The Speaker of the British House of Commons, John Bercow, has said that peace on the island of Ireland is "absolutely precious" and must not be threatened or impeded.

Speaking on RTÉ's Late Late Show, Mr Bercow said that peace "might be fragile" and "nothing on earth" should threaten it.

He described the Good Friday Agreement as "one of the most remarkable accomplishments of statesmanship".

Mr Bercow said that going back to the past was "unimaginable to anybody who contemplated it, and who had a conscience".

When asked whether the British government understood Ireland, Mr Bercow said the government was "very much focused on its policy priority" and that priority was the "delivery of Brexit".

Asked how he believed Brexit would unfold, he said it was "all so unpredictable" and "changed from one day to the next".

He said he believed there were "three legitimate outcomes"; that the UK would leave the EU with a deal approved by parliament, that it would leave without a deal, or that the prime minister would ask for an extension.

Mr Bercow said that, by law, an extension must be requested if a deal is not agreed by 31 October, adding that "everybody has to obey the law".

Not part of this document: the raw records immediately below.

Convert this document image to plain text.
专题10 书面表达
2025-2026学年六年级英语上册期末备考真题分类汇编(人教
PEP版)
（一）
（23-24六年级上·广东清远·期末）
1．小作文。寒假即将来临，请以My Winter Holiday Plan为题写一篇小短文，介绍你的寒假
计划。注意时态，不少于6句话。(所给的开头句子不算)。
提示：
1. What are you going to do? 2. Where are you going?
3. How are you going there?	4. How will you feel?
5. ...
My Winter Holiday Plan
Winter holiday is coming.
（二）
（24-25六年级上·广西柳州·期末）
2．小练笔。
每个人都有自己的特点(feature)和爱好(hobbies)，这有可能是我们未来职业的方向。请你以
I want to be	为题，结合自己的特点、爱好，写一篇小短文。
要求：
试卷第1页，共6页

He said he was sure that "wasn't lost on anyone including senior ministers".

He said it was incredibly important that the UK maintained cordial and realistic relations with all of Europe after Brexit, and said he would describe himself as European.

Mr Bercow said he would not want, or would not expect, to be caretaker prime minister, as speculated in some sections of the British media.

He said he was shocked, taken aback and perplexed at the impact he has made internationally.

He also said he would accept a peerage after he steps down as Speaker if it were offered, but said he had no interest in appearing on television shows, such as "I'm a Celebrity...".